The U.S. District Court has concluded its review of the joint venture combining Peabody and Arch Resources’ Power River Basin and Colorado assets and is supporting the Federal Trade Commission’s (FTC) decision to block the formation of the joint venture.
“We are deeply disappointed with the court’s decision as the intense all-fuels competition is clearly apparent to us,” Peabody President and CEO Glenn Kellow said. “Our focus now is on continuing to be the low-cost PRB coal provider to best compete against natural gas and subsidized renewables.”
The FTC said the transaction will eliminate competition between Peabody and Arch Coal, the two major competitors in the market for thermal coal in the Southern Powder River Basin, and the two largest coal-mining companies in the United States.

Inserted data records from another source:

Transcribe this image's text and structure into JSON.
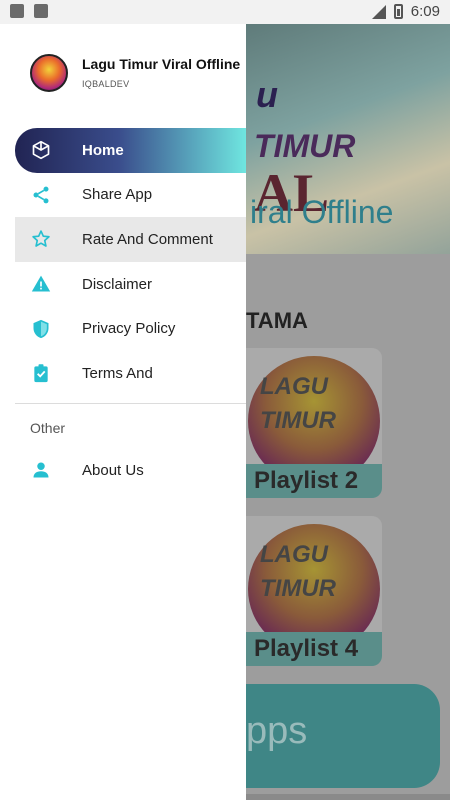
{
  "status_bar": {
    "time": "6:09"
  },
  "header": {
    "app_title": "Lagu Timur Viral Offline",
    "developer": "IQBALDEV"
  },
  "menu": [
    {
      "label": "Home",
      "icon": "cube-icon",
      "active": true
    },
    {
      "label": "Share App",
      "icon": "share-icon"
    },
    {
      "label": "Rate And Comment",
      "icon": "star-icon",
      "highlighted": true
    },
    {
      "label": "Disclaimer",
      "icon": "warning-icon"
    },
    {
      "label": "Privacy Policy",
      "icon": "shield-icon"
    },
    {
      "label": "Terms And",
      "icon": "clipboard-check-icon"
    }
  ],
  "section_other": "Other",
  "about": {
    "label": "About Us",
    "icon": "person-icon"
  },
  "background": {
    "banner_title_top": "u",
    "banner_title_mid": "TIMUR",
    "banner_title_big": "AL",
    "banner_subtitle": "iral Offline",
    "section_title": "TAMA",
    "card1_caption": "Playlist 2",
    "card2_caption": "Playlist 4",
    "disc_text": "LAGU TIMUR",
    "button_text": "pps"
  },
  "colors": {
    "accent": "#26bfd0",
    "drawer_gradient_start": "#212453",
    "drawer_gradient_end": "#6fe6e0"
  }
}
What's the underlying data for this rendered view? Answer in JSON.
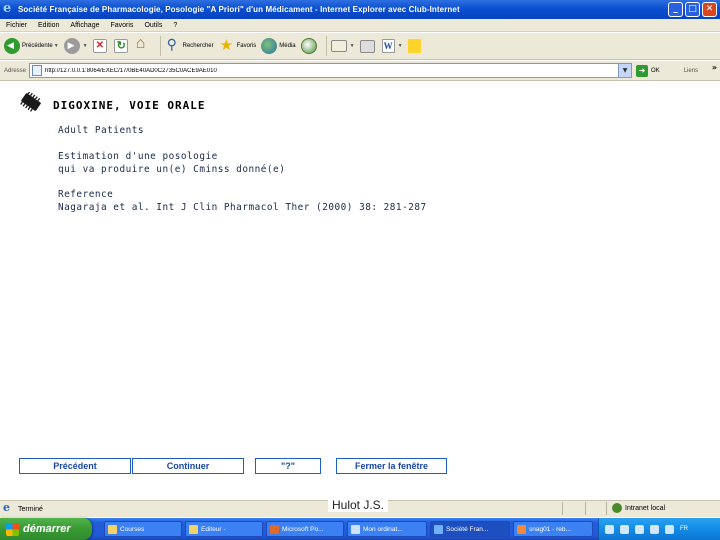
{
  "window": {
    "title": "Société Française de Pharmacologie, Posologie \"A Priori\" d'un Médicament - Internet Explorer avec Club-Internet"
  },
  "menu": {
    "items": [
      "Fichier",
      "Edition",
      "Affichage",
      "Favoris",
      "Outils",
      "?"
    ]
  },
  "toolbar": {
    "back_label": "Précédente",
    "search_label": "Rechercher",
    "favorites_label": "Favoris",
    "media_label": "Média"
  },
  "address": {
    "label": "Adresse",
    "url": "http://127.0.0.1:8064/EXEC/17/0BE40AD0C2735C0ACE9AE010",
    "go_label": "OK",
    "links_label": "Liens"
  },
  "content": {
    "drug_title": "DIGOXINE, VOIE ORALE",
    "patient_group": "Adult Patients",
    "estimation_line1": "Estimation d'une posologie",
    "estimation_line2": "qui va produire un(e) Cminss donné(e)",
    "reference_label": "Reference",
    "reference_text": "Nagaraja et al. Int J Clin Pharmacol Ther (2000) 38: 281-287"
  },
  "buttons": {
    "previous": "Précédent",
    "continue": "Continuer",
    "help": "\"?\"",
    "close": "Fermer la fenêtre"
  },
  "status": {
    "text": "Terminé",
    "zone": "Intranet local",
    "author": "Hulot J.S."
  },
  "taskbar": {
    "start_label": "démarrer",
    "tasks": [
      "Courses",
      "Editeur -",
      "Microsoft Po...",
      "Mon ordinat...",
      "Société Fran...",
      "snag01 - reb..."
    ],
    "tray_text": "FR"
  },
  "colors": {
    "titlebar": "#0a4fd0",
    "chrome": "#ece9d8",
    "button_border": "#1f5fc4",
    "button_text": "#1746a8",
    "taskbar": "#245edb",
    "start_button": "#3a9a36"
  },
  "icons": {
    "app": "ie-logo-icon",
    "drug": "pill-chip-icon",
    "back": "back-arrow-icon",
    "forward": "forward-arrow-icon",
    "stop": "stop-icon",
    "refresh": "refresh-icon",
    "home": "home-icon",
    "search": "search-icon",
    "favorites": "star-icon",
    "media": "media-icon",
    "history": "history-icon",
    "mail": "mail-icon",
    "print": "printer-icon",
    "word": "word-icon",
    "messenger": "note-icon"
  }
}
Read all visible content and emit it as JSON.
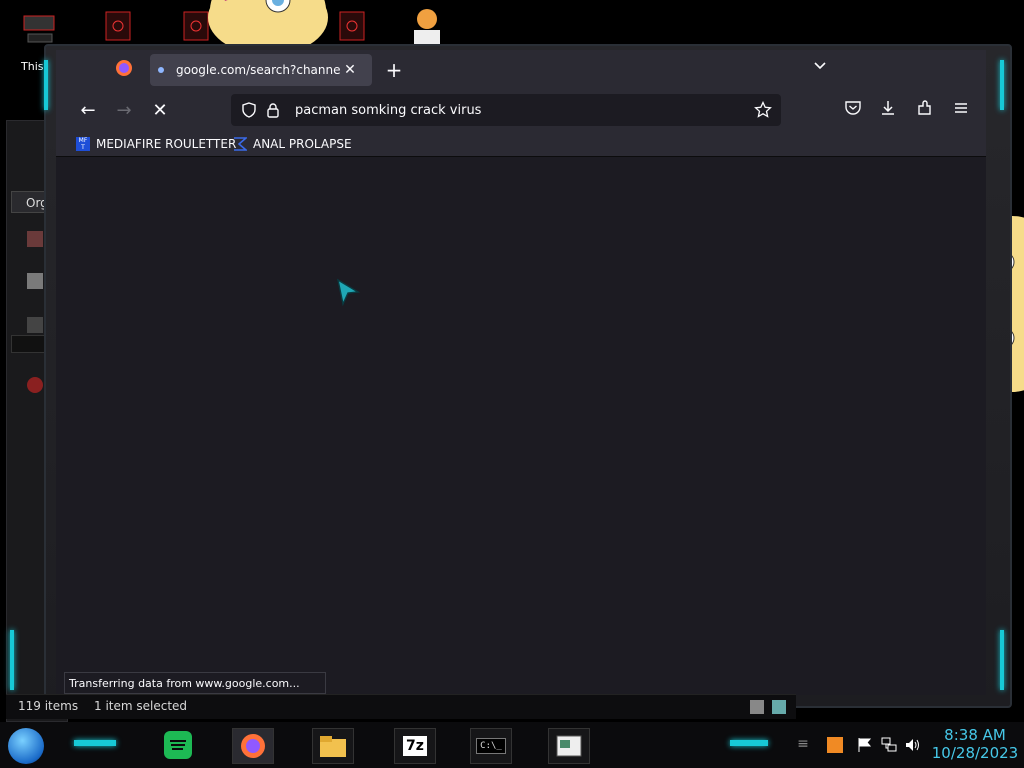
{
  "desktop": {
    "icon_label": "This"
  },
  "browser": {
    "tab": {
      "title": "google.com/search?channel=fs",
      "close_glyph": "✕"
    },
    "newtab_glyph": "+",
    "tablist_glyph": "⌄",
    "nav": {
      "back_glyph": "←",
      "forward_glyph": "→",
      "stop_glyph": "✕"
    },
    "url": "pacman somking crack virus",
    "toolbar_icons": [
      "star-icon",
      "pocket-icon",
      "download-icon",
      "extensions-icon",
      "menu-icon"
    ],
    "bookmarks": [
      {
        "label": "MEDIAFIRE ROULETTER",
        "icon": "MF T"
      },
      {
        "label": "ANAL PROLAPSE",
        "icon": "sigma"
      }
    ],
    "status": "Transferring data from www.google.com..."
  },
  "explorer": {
    "tab_label": "Orga",
    "items_count": "119 items",
    "selected": "1 item selected"
  },
  "taskbar": {
    "clock_time": "8:38 AM",
    "clock_date": "10/28/2023",
    "seven_zip_label": "7z",
    "cmd_label": "C:\\_"
  },
  "colors": {
    "accent_cyan": "#17c9d6",
    "browser_bg": "#1c1b22",
    "toolbar_bg": "#2b2a33",
    "clock": "#46c8e8"
  }
}
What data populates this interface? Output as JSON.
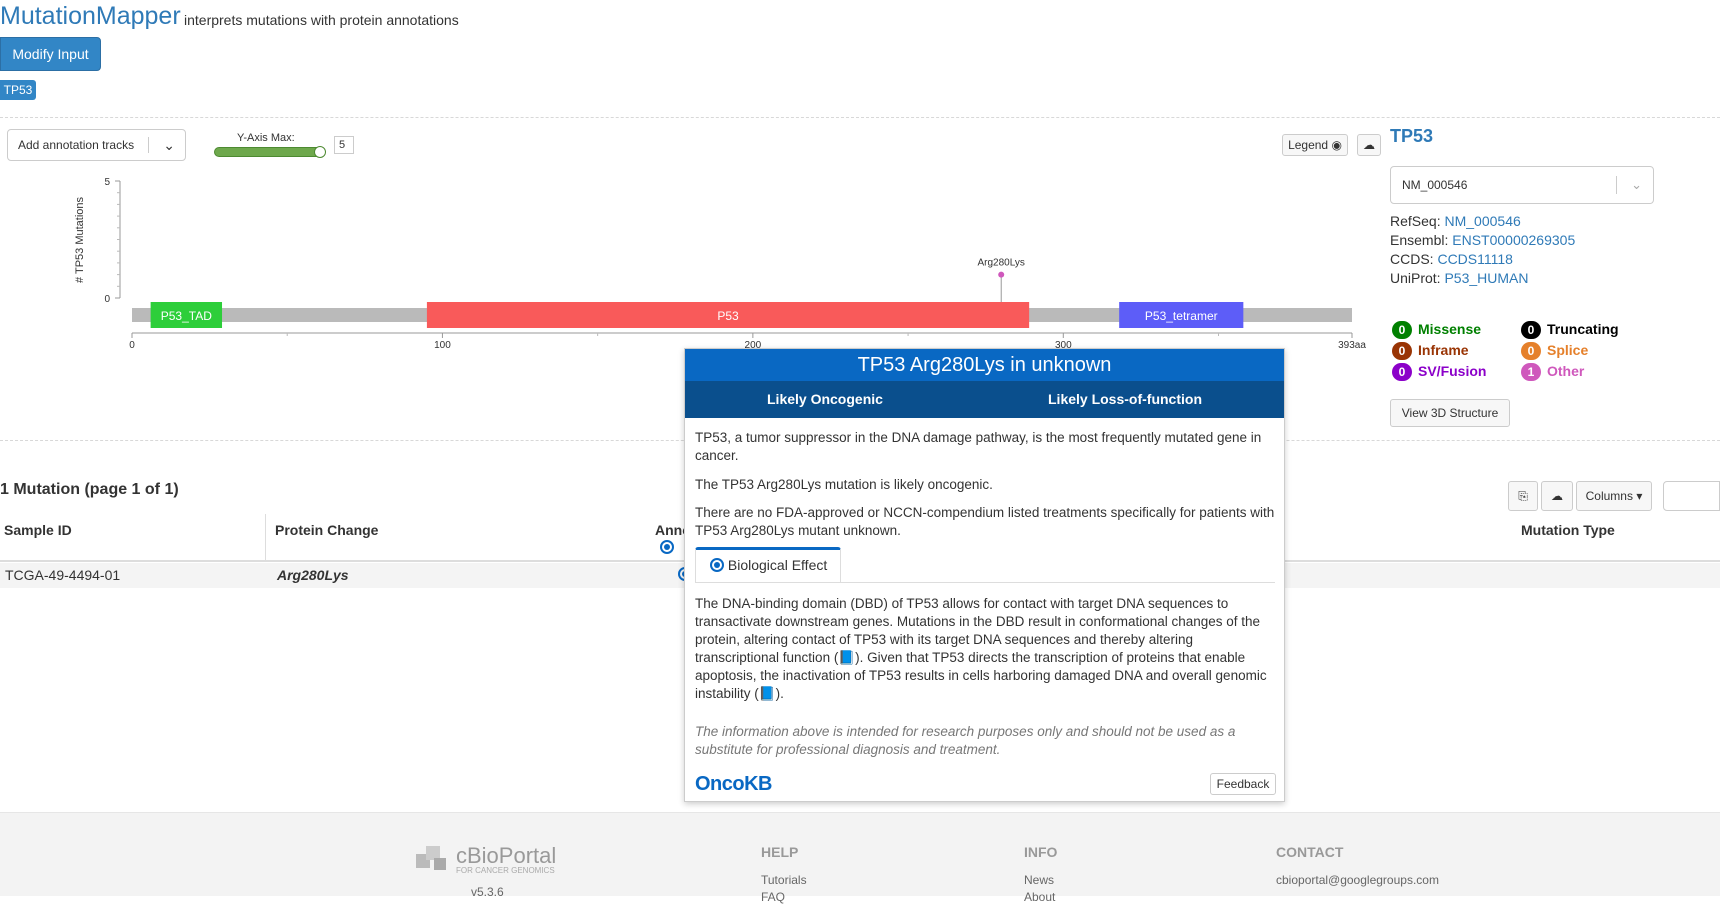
{
  "header": {
    "app_name": "MutationMapper",
    "subtitle": "interprets mutations with protein annotations",
    "modify_input_label": "Modify Input",
    "gene_tab": "TP53"
  },
  "controls": {
    "annotation_tracks_placeholder": "Add annotation tracks",
    "y_axis_label": "Y-Axis Max:",
    "y_axis_value": "5",
    "legend_button": "Legend"
  },
  "lollipop": {
    "y_label": "# TP53 Mutations",
    "y_ticks": [
      "5",
      "0"
    ],
    "x_ticks": [
      "0",
      "100",
      "200",
      "300",
      "393aa"
    ],
    "mutation_label": "Arg280Lys",
    "domains": [
      {
        "name": "P53_TAD",
        "color": "#2dce3a",
        "start": 6,
        "end": 29
      },
      {
        "name": "P53",
        "color": "#f95a5a",
        "start": 95,
        "end": 289
      },
      {
        "name": "P53_tetramer",
        "color": "#5d5df8",
        "start": 318,
        "end": 358
      }
    ],
    "protein_length": 393,
    "mutation_position": 280,
    "mutation_count": 1
  },
  "gene_panel": {
    "title": "TP53",
    "transcript": "NM_000546",
    "refseq_label": "RefSeq:",
    "refseq_value": "NM_000546",
    "ensembl_label": "Ensembl:",
    "ensembl_value": "ENST00000269305",
    "ccds_label": "CCDS:",
    "ccds_value": "CCDS11118",
    "uniprot_label": "UniProt:",
    "uniprot_value": "P53_HUMAN",
    "legend": [
      {
        "count": "0",
        "label": "Missense",
        "color": "#008000"
      },
      {
        "count": "0",
        "label": "Truncating",
        "color": "#000000"
      },
      {
        "count": "0",
        "label": "Inframe",
        "color": "#993404"
      },
      {
        "count": "0",
        "label": "Splice",
        "color": "#e5802b"
      },
      {
        "count": "0",
        "label": "SV/Fusion",
        "color": "#8b00c9"
      },
      {
        "count": "1",
        "label": "Other",
        "color": "#cf58bc"
      }
    ],
    "view_3d_label": "View 3D Structure"
  },
  "popup": {
    "title": "TP53 Arg280Lys in unknown",
    "oncogenicity": "Likely Oncogenic",
    "mutation_effect": "Likely Loss-of-function",
    "p1": "TP53, a tumor suppressor in the DNA damage pathway, is the most frequently mutated gene in cancer.",
    "p2": "The TP53 Arg280Lys mutation is likely oncogenic.",
    "p3": "There are no FDA-approved or NCCN-compendium listed treatments specifically for patients with TP53 Arg280Lys mutant unknown.",
    "tab_label": "Biological Effect",
    "bio_text": "The DNA-binding domain (DBD) of TP53 allows for contact with target DNA sequences to transactivate downstream genes. Mutations in the DBD result in conformational changes of the protein, altering contact of TP53 with its target DNA sequences and thereby altering transcriptional function (📘). Given that TP53 directs the transcription of proteins that enable apoptosis, the inactivation of TP53 results in cells harboring damaged DNA and overall genomic instability (📘).",
    "disclaimer": "The information above is intended for research purposes only and should not be used as a substitute for professional diagnosis and treatment.",
    "logo": "OncoKB",
    "feedback_label": "Feedback"
  },
  "table": {
    "title": "1 Mutation (page 1 of 1)",
    "columns_label": "Columns",
    "headers": {
      "sample": "Sample ID",
      "protein": "Protein Change",
      "annotation": "Annotation",
      "type": "Mutation Type"
    },
    "rows": [
      {
        "sample": "TCGA-49-4494-01",
        "protein": "Arg280Lys"
      }
    ]
  },
  "footer": {
    "logo_name": "cBioPortal",
    "logo_tag": "FOR CANCER GENOMICS",
    "version": "v5.3.6",
    "help_heading": "HELP",
    "help_link": "Tutorials",
    "help_link2": "FAQ",
    "info_heading": "INFO",
    "info_link": "News",
    "info_link2": "About",
    "contact_heading": "CONTACT",
    "contact_email": "cbioportal@googlegroups.com"
  }
}
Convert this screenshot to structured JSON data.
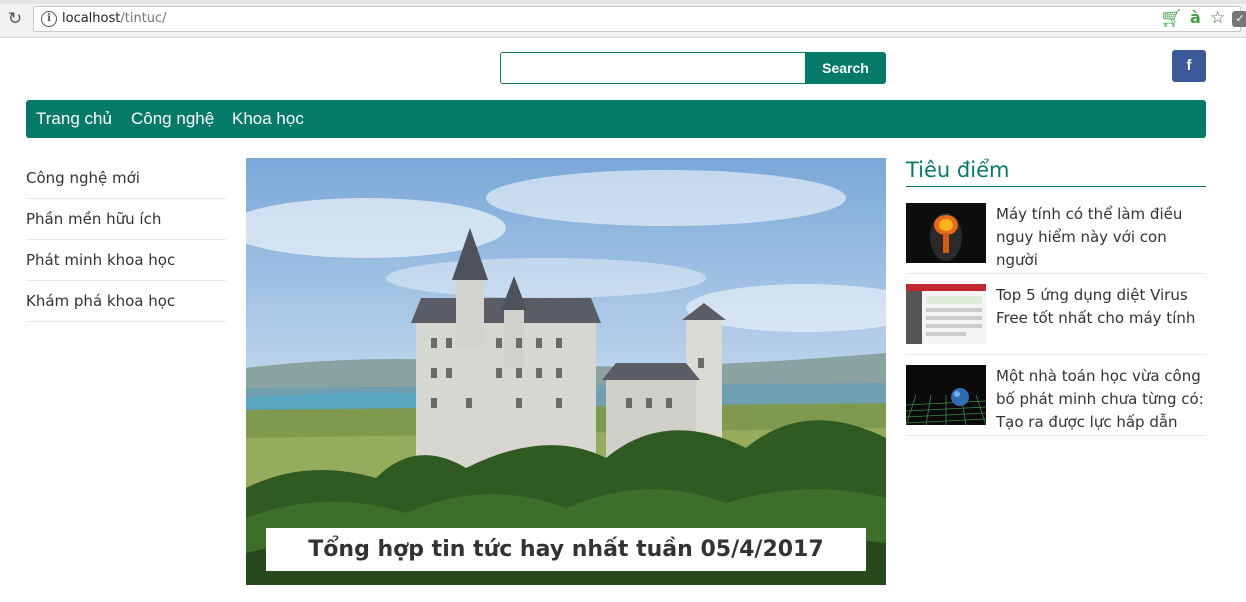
{
  "browser": {
    "url_host": "localhost",
    "url_path": "/tintuc/",
    "icons": [
      "reload-icon",
      "info-icon",
      "cart-icon",
      "translate-icon",
      "star-icon",
      "extension-icon"
    ]
  },
  "search": {
    "button_label": "Search",
    "value": ""
  },
  "social": {
    "facebook_label": "f"
  },
  "nav": {
    "items": [
      "Trang chủ",
      "Công nghệ",
      "Khoa học"
    ]
  },
  "categories": [
    "Công nghệ mới",
    "Phần mền hữu ích",
    "Phát minh khoa học",
    "Khám phá khoa học"
  ],
  "featured": {
    "caption": "Tổng hợp tin tức hay nhất tuần 05/4/2017"
  },
  "highlights": {
    "title": "Tiêu điểm",
    "items": [
      {
        "text": "Máy tính có thể làm điều nguy hiểm này với con người"
      },
      {
        "text": "Top 5 ứng dụng diệt Virus Free tốt nhất cho máy tính"
      },
      {
        "text": "Một nhà toán học vừa công bố phát minh chưa từng có: Tạo ra được lực hấp dẫn"
      }
    ]
  },
  "colors": {
    "brand": "#067a69",
    "facebook": "#3b5998"
  }
}
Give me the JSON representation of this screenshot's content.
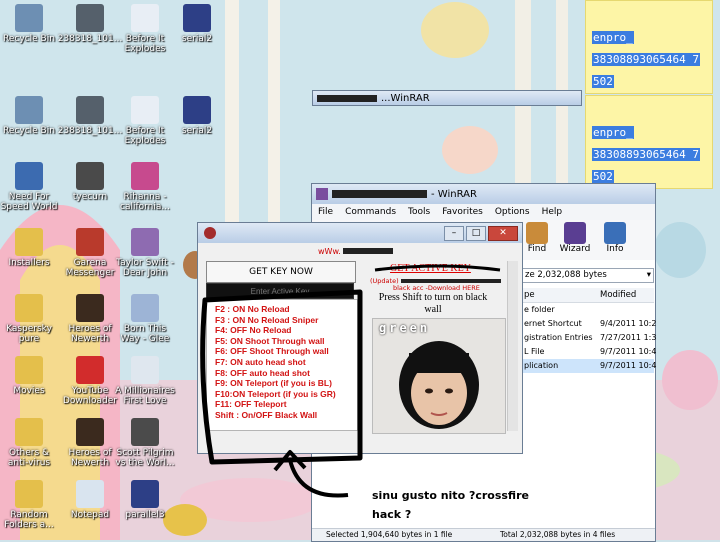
{
  "desktop": {
    "icons": [
      {
        "label": "Recycle Bin",
        "icon": "recycle-bin-icon",
        "color": "#6d8fb3"
      },
      {
        "label": "238318_101...",
        "icon": "photo-icon",
        "color": "#55606b"
      },
      {
        "label": "Before It\nExplodes",
        "icon": "mp4-file-icon",
        "color": "#e8eef5"
      },
      {
        "label": "serial2",
        "icon": "cpp-file-icon",
        "color": "#2d3f86"
      },
      {
        "label": "Recycle Bin",
        "icon": "recycle-bin-icon",
        "color": "#6d8fb3"
      },
      {
        "label": "238318_101...",
        "icon": "photo-icon",
        "color": "#55606b"
      },
      {
        "label": "Before It\nExplodes",
        "icon": "mp3-file-icon",
        "color": "#e8eef5"
      },
      {
        "label": "serial2",
        "icon": "cpp-file-icon",
        "color": "#2d3f86"
      },
      {
        "label": "Need For\nSpeed World",
        "icon": "game-icon",
        "color": "#3c6bb0"
      },
      {
        "label": "tyecurn",
        "icon": "photo-icon",
        "color": "#4a4a4a"
      },
      {
        "label": "Rihanna -\ncalifornia...",
        "icon": "music-icon",
        "color": "#c74a8e"
      },
      {
        "label": "Installers",
        "icon": "folder-icon",
        "color": "#e4bf4b"
      },
      {
        "label": "Garena\nMessenger",
        "icon": "garena-icon",
        "color": "#b93a2c"
      },
      {
        "label": "Taylor Swift -\nDear John",
        "icon": "music-icon",
        "color": "#8e6bb1"
      },
      {
        "label": "Kaspersky\npure",
        "icon": "folder-icon",
        "color": "#e4bf4b"
      },
      {
        "label": "Heroes of\nNewerth",
        "icon": "hon-icon",
        "color": "#3b2a1e"
      },
      {
        "label": "Born This\nWay - Glee",
        "icon": "music-icon",
        "color": "#9db4d6"
      },
      {
        "label": "Movies",
        "icon": "folder-icon",
        "color": "#e4bf4b"
      },
      {
        "label": "YouTube\nDownloader",
        "icon": "youtube-icon",
        "color": "#d22c2c"
      },
      {
        "label": "A Millionaires\nFirst Love",
        "icon": "video-icon",
        "color": "#dfe7ef"
      },
      {
        "label": "Others &\nanti-virus",
        "icon": "folder-icon",
        "color": "#e4bf4b"
      },
      {
        "label": "Heroes of\nNewerth",
        "icon": "hon-icon",
        "color": "#3b2a1e"
      },
      {
        "label": "Scott Pilgrim\nvs the Worl...",
        "icon": "film-icon",
        "color": "#4b4b4b"
      },
      {
        "label": "Random\nFolders a...",
        "icon": "folder-icon",
        "color": "#e4bf4b"
      },
      {
        "label": "Notepad",
        "icon": "notepad-icon",
        "color": "#d9e4ef"
      },
      {
        "label": "parallel3",
        "icon": "cpp-file-icon",
        "color": "#2d3f86"
      }
    ]
  },
  "sticky_notes": [
    {
      "lines": [
        "enpro_",
        "38308893065464 7",
        "502"
      ]
    },
    {
      "lines": [
        "enpro_",
        "38308893065464 7",
        "502"
      ]
    }
  ],
  "winrar_back": {
    "title_suffix": "...WinRAR"
  },
  "winrar": {
    "title_suffix": "- WinRAR",
    "menu": [
      "File",
      "Commands",
      "Tools",
      "Favorites",
      "Options",
      "Help"
    ],
    "tools": [
      {
        "label": "Find",
        "icon": "find-icon"
      },
      {
        "label": "Wizard",
        "icon": "wizard-icon"
      },
      {
        "label": "Info",
        "icon": "info-icon"
      }
    ],
    "size_text": "ze 2,032,088 bytes",
    "columns": [
      "pe",
      "Modified"
    ],
    "rows": [
      {
        "type": "e folder",
        "modified": ""
      },
      {
        "type": "ernet Shortcut",
        "modified": "9/4/2011 10:2"
      },
      {
        "type": "gistration Entries",
        "modified": "7/27/2011 1:3"
      },
      {
        "type": "L File",
        "modified": "9/7/2011 10:4"
      },
      {
        "type": "plication",
        "modified": "9/7/2011 10:4"
      }
    ],
    "status_left": "Selected 1,904,640 bytes in 1 file",
    "status_right": "Total 2,032,088 bytes in 4 files"
  },
  "hack_window": {
    "site": "wWw.",
    "get_key_button": "GET KEY NOW",
    "key_placeholder": "Enter Active Key",
    "cheats": [
      "F2 : ON No Reload",
      "F3 : ON No Reload Sniper",
      "F4: OFF No Reload",
      "F5: ON Shoot Through wall",
      "F6: OFF  Shoot Through wall",
      "F7: ON  auto head shot",
      "F8: OFF  auto head shot",
      "F9: ON Teleport (if you is BL)",
      "F10:ON Teleport (if you is GR)",
      "F11: OFF Teleport",
      "Shift : On/OFF Black Wall"
    ],
    "get_active_key_link": "GET ACTIVE KEY",
    "update_line": "(Update)",
    "download_line": "black acc -Download HERE",
    "shift_text": "Press Shift to turn on black wall",
    "photo_caption": "green"
  },
  "annotation": {
    "line1": "sinu gusto nito ?crossfire",
    "line2": "hack ?"
  }
}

Following the court decision, Arch said while it disagrees with the verdict, it would terminate the proposed joint venture. Arch said aggressively driving forward with its strategic pivot toward steel and metallurgical markets and simultaneously intensifying its pursuit of strategic alternatives for its thermal assets is the best course of action for the company.
Arch and Peabody have agreed to discontinue legal efforts, given the significant investment of time, resources and expense that would be required to conduct an appeal.
“In the wake of today’s decision, we will be intensifying our pursuit of strategic alternatives for our thermal assets, including, among other things, potential divestiture, while evaluating opportunities to shrink the operational footprint at those mines, reduce their asset retirement obligations, and establish self-funding mechanisms to address those long-term liabilities,” Arch CEO Paul A. Lang said. “In the meantime, we will maintain our sharp focus on aligning our thermal production rates with declining domestic thermal coal demand; adjusting our thermal operating plans in order to minimize future cash requirements; and streamlining our entire organizational structure to reflect our long-term strategic direction.”
The transaction was announced in June 2019 and would combine Peabody’s North Antelope Rochelle Mine (NARM) and Arch’s Black Thunder Mine, which share a property line of more than seven miles. Additional assets include the Caballo, Rawhide and Coal Creek mines in Wyoming along with the West Elk and Twentymile mines in Colorado. Ownership of the joint venture would have been structured with Peabody owning 66.5% and Arch owning 33.5%. The joint venture was expected to realize annual synergies of $120 million over an initial 10-year period.